Socializing is encouraged during art therapy assignments in sessions led by Shelly Jeng.

“A lot of times people come in and they don’t really know who they are or what their hobbies or their interests are,” Jeng says.

After completing the inpatient drug treatment program, Lao got care through the OB Outreach Clinic that Swedish operates for pregnant women with chemical dependency. When she gave birth, she took advantage of a five-day inpatient stay with her baby that is part of the COMPASSION national model. Rudolf developed the model and piloted it at Swedish for mothers who are on medication to reduce opioid cravings. COMPASSION is any acronym for Community of Maternal Parenting Support for Substance Impacted PeOple and Newborns. All 56 birthing hospitals in Washington state are in the process of adopting the model as part of the Washington State Perinatal Collaborative.

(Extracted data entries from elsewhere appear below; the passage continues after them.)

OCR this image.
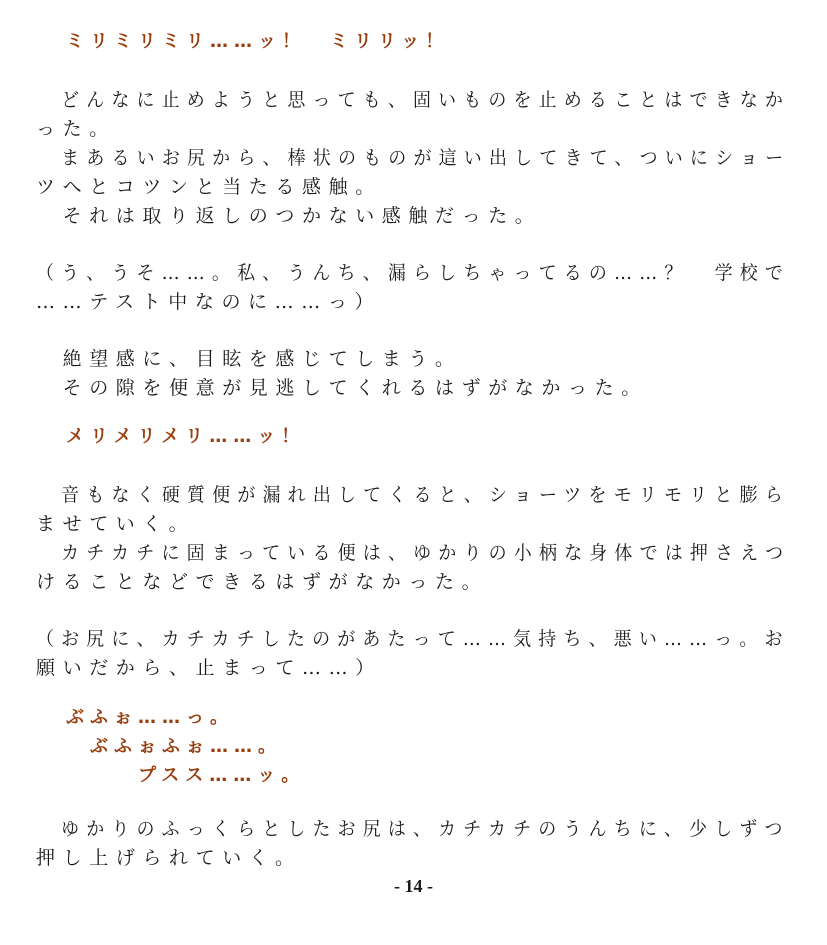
ミリミリミリ……ッ！　ミリリッ！
　どんなに止めようと思っても、固いものを止めることはできなか
った。
　まあるいお尻から、棒状のものが這い出してきて、ついにショー
ツへとコツンと当たる感触。
　それは取り返しのつかない感触だった。
（う、うそ……。私、うんち、漏らしちゃってるの……？　学校で
……テスト中なのに……っ）
　絶望感に、目眩を感じてしまう。
　その隙を便意が見逃してくれるはずがなかった。
メリメリメリ……ッ！
　音もなく硬質便が漏れ出してくると、ショーツをモリモリと膨ら
ませていく。
　カチカチに固まっている便は、ゆかりの小柄な身体では押さえつ
けることなどできるはずがなかった。
（お尻に、カチカチしたのがあたって……気持ち、悪い……っ。お
願いだから、止まって……）
ぶふぉ……っ。
ぶふぉふぉ……。
プスス……ッ。
　ゆかりのふっくらとしたお尻は、カチカチのうんちに、少しずつ
押し上げられていく。
- 14 -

“What we find is that the COMPASSION stay on the postpartum floor offers patientcentered, comprehensive family care that facilitates wraparound services, early bonding and positive maternal/parenting engagement. It fosters commitment to offer a whole person treatment to all birthing parents, to promote healthy outcomes and to empower with knowledge, tools and confidence for them to meet the needs of their baby and family,” Rudolf says.

Finding her voice

Masitsa Muhanji finished the treatment program in 2017 and she continues to attend the program’s “medically shared” group visits for mothers in recovery. She credits the program with enabling her to break a heroin dependency that evolved from her having become dependent on the opioid in Percocet 10 years earlier, after the birth of her first child. Program staff also linked Muhanji to housing assistance and other services.

Muhanji has since become a public advocate for compassionate care of pregnant people with substance use disorders. In December 2018, she joined Rudolf and Washington Gov. Jay Inslee at a press conference where the governor rolled out a $19.3 million expansion of his opioid response plan that included funding for treatment of pregnant and parenting women.